Nona comes from a family of doctors. In fact, her interest in oil and x-ray painting was influenced by her growing up in their family hospital in Marikina. Using the hospital as her “hangout,” she was mesmerized by the x-ray machine as a photography equipment.

“Her parents groomed her to be a doctor,” says Kawayan.  Nona interjects, “But after one year of pre-med in La Salle, I enrolled in Fine Arts at the University of the Philippines.”

“Nona probes into the essence of things, setting up a dichotomy between the transparent and the concealed. She gives life a new meaning to her works. The framed and the natural, the sublime and the everyday.” Nona’s works are exquisite. Her wood painted on wood, concrete painted on concrete and x-ray boxes are enthralling. She has pioneered unique x-ray necklaces. You would think, her works are pictures in a coloring book, when in reality they are oil paintings. Her meticulous attention to detail is mind boggling. A combination of painting, drawing and illusion. Nona relocated to Baguio in 2013. At first, she just rented a place for vacation, until she found out that her soul blended into the ambiance of Baguio’s nature and weather. ”I was looking for a place where I could work amidst nature, which was quiet and peaceful,” explains Nona. “While vacationing, I brought some of my painting tools and found the right atmosphere for my work. I like to work in solitude and I found it here.” The  Baguio magic caught another soul,  who would call Baguio her home.

“Si Nona, she is very focused and pre-determined. She does her work one at a time. One single image until she finishes it. She really plans everything,” explains Kawayan. “Ako, I work at eight to 10, huge and multiple canvasses all at the same time. I figure things out, collage and recycle things.  I collect and put found objects together, recycle and sometimes I make dagdag-bawas.”

Kawayan comes from a family of artists and is the second son of National Artist for Film Kidlat Tahimik. His older sibling is Kidlat Sr., another film artist who is married to Lissa Romero. Younger brother Kabunyan, is a mosaic artist who relocated to Davao is married to Malaya Camporedondo. Kaw initiated the AX(is), an art project  in 2011,  promoting the local artists community in Baguio and the Cordillera. They painted sheds along the highways. In fact, his AXis project included beautiful installations at the Rose Garden. It was the height of the creative works of the local artists.

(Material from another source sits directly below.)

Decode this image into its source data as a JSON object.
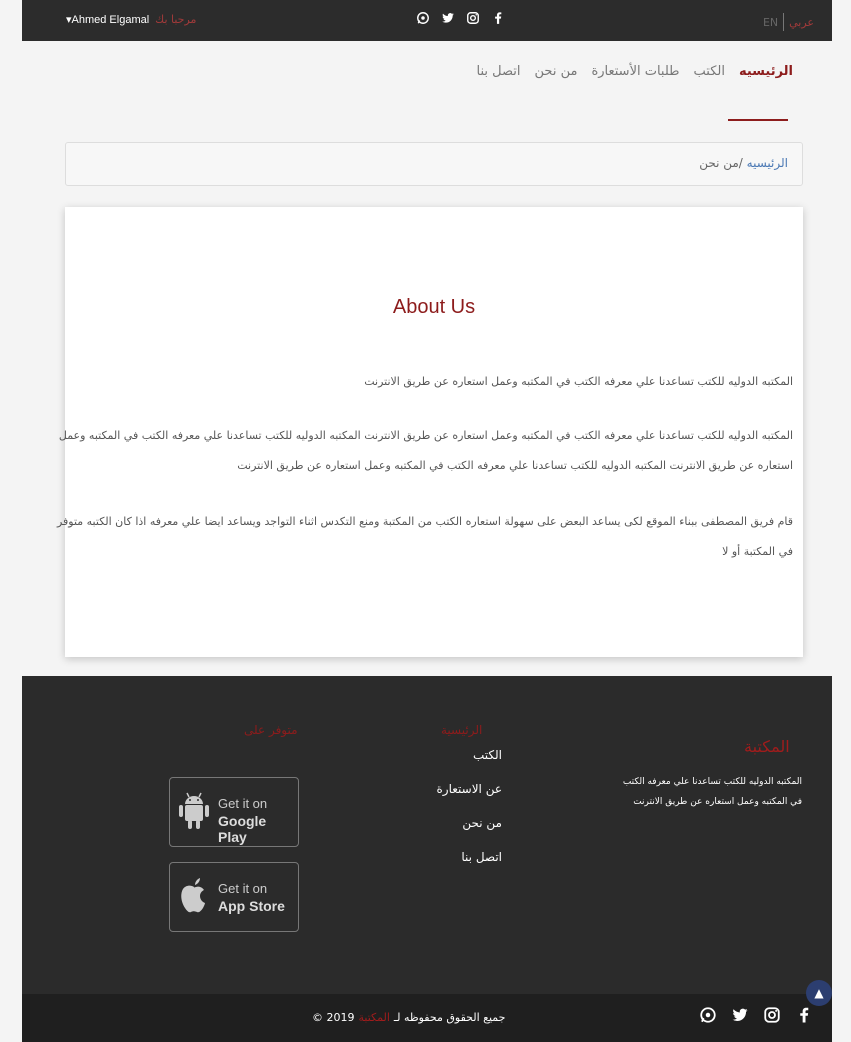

It was colorful, fun and full of life, as Kidlat Tahimik would say, “indi-genius”, and paved the way to the discovery of their “sariling dwendes”.

Kawayan had been mentored by the Baguio art “elders” Santiago Bose, Bencab, and Robert Villanueva who were all members of the Baguio Arts Guild. He exhibited huge installations like “Bomba” or decorative torpedo bombs at the Jose Vargas Museum and Jukeboxes transformed into Pinoy jeepneys here and abroad. He was a curator in numerous exhibits all over the world, one was during the 2013 Singapore Biennale. He and Nona exhibited works at the Arndt Gallery in Berlin and the APTC QAGOMA in Australia and other galleries and museums in Manila, Asia and Europe.

Nona and Kawayan are animal lovers. They have 10 dogs, two cats and one huge two-year-old pig named “Hakaw.”

The pandemic reawakened the cook and baker in Nona. After restoring the Kabilbiligan (Re-imagined) mountains mural of Santiago Bose last March 2020 at the Saint Mary’s School in Sagada, Mountain Province, they housed about 15 people during the pandemic lockdown. They were filmmakers, producers, a father and son duo from Palawan and a producer, who all helped in the restoration of the mural in Sagada. “Baking is almost the same as painting,” says Nona, “it is systematic and quite meditative. You have to organize and to follow a certain preparation and process. I am used to working at home. Nothing much has changed in our lifestyle except the travel and that we had plenty of visitors who were locked down with us.”

Kawayan on the other hand, painted portraitsin acrylic of the people who were locked down with them. He is at present, doing a collaboration work with another artist.